In all the time that has passed since I first met Dane, we’ve both changed and aged. Back in those early days Dane wore his hair in a ponytail but now he keeps it in a crew-cut. He’s in the habit of going to get it cut monthly to keep it the length he prefers. Numerous times I’ve suggested he purchase an electric hair clipper, pointing out that he could easily do it himself, save the drive time to Richland Center where he gets it cut, and save money.
On date night a few months ago, Dane was finally ready to buy a clipper. We drove to the store and were surprised at all the types and puzzled by the gizmos and attachments that came with them. After what seemed like hours, Dane decided on one that wasn’t the fanciest or most expensive but came in a nifty case and had different-sized blade guards.
For a while, that was the end of the story. The clipper stayed in his gym bag, unused, and he continued driving to Richland Center for his monthly haircuts. I eventually gave up pestering him about trying it out.
Until a recent Friday date night. We’d made dinner together, eaten outside on the bistro, washed the dishes, gotten settled indoors, and were reading, when suddenly I looked over my book at him. “Do you have your clipper here?” I asked.

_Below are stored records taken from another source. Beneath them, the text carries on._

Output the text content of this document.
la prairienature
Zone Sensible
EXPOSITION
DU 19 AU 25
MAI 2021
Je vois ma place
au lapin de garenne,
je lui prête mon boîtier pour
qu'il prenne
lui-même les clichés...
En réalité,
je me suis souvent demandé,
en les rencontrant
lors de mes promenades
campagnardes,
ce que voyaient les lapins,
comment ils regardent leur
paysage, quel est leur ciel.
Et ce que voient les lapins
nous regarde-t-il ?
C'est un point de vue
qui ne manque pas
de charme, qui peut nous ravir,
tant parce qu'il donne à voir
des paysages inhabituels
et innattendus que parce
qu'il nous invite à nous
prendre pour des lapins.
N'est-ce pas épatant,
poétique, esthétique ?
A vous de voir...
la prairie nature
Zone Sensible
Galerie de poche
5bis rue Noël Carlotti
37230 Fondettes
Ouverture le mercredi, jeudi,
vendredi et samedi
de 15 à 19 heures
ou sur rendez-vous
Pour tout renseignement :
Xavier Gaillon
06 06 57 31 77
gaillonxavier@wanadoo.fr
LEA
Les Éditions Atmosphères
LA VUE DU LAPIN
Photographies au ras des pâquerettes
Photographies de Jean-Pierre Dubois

“It’s in my bag in the car. Why?”
“Go get it. I want you to shave my head.”
“What? Your head?”
“Yes, that way you’ll have more confidence to shave your own.”

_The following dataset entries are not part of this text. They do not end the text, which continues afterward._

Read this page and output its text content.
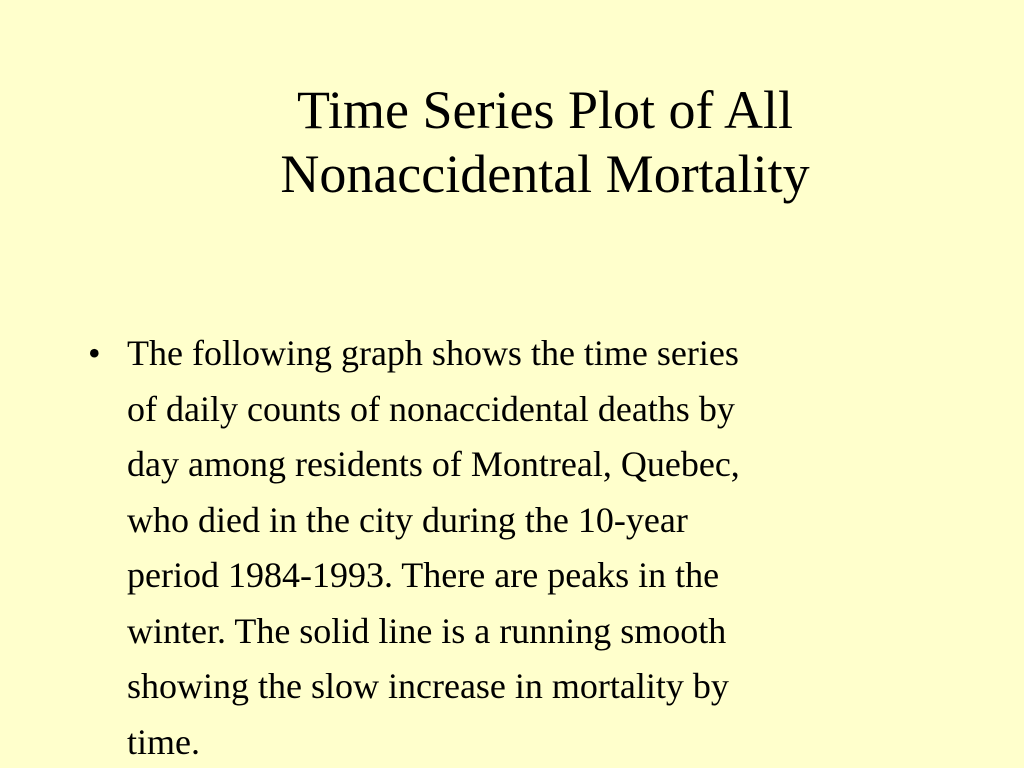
Time Series Plot of All
Nonaccidental Mortality
• The following graph shows the time series
of daily counts of nonaccidental deaths by
day among residents of Montreal, Quebec,
who died in the city during the 10-year
period 1984-1993. There are peaks in the
winter. The solid line is a running smooth
showing the slow increase in mortality by
time.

“Just get it. We'll do it in the bathroom. It’ll be fun!”
So Dane comes in with the nifty case and starts taking out the clipper, the cord, and various attachments.
Meanwhile, I put a stool in front of the bathroom mirror and select a beach towel to use as a cape.
“Come on, Dane, this isn’t hard. Besides, it’s not your head.” I’ve never worried about my hair because I’ve always held the philosophy of Eh, it’ll grow back.
Together we decide on a blade guard that looks like it will leave my hair one inch long. Before Dane begins I caution him, “Just don’t cut my bangs or my sideburns,” and he agrees.
He stands behind me and I watch him in the mirror. He hesitates to turn on the clipper and get busy. I prod him along like a Nike ad: “Just do it!”
Starting at the back of my neck, Dane holds and guides the clipper about a quarter-inch out from my noggin, with two noticeable results: (A) I don’t feel it and (B) no hairs get cut.
“Put it against my neck and run up,” I encourage him. And Dane does. My hair starts to fall on the beach towel, on the tile, and even on the bathroom counter.
Now we're getting someplace! Dane takes a few passes from my neckline to the top of my head and then sets the clipper down.
“I need to comb your hair.”
I’m still watching him in the mirror as he begins combing my hair. A lot. For a long time. Grinning at me he murmurs, “This is kinda sexy.”
Finally, I nudge him with “Okay, Romeo, let’s get back to business.”
Now Dane is building up speed. He has the razor close to my head and he’s making pass after pass, up and down my skull and―over my sideburn!
“Hey!” I yell. “Not my sideburns! Why’d you do that?”
“Oh, that was a mistake.”
“A big one!”
Later we’re looking at my head in the mirror, marveling at what a good job Dane has done, other than removing part of one sideburn. “Eh, it’ll grow back,” I assure both of us.
It’s been over seven weeks now since Dane gave me my haircut. Strangely, he hasn’t had one since. Now that I’m sleeping with my hair stylist I worry that my longest-term relationship may be over.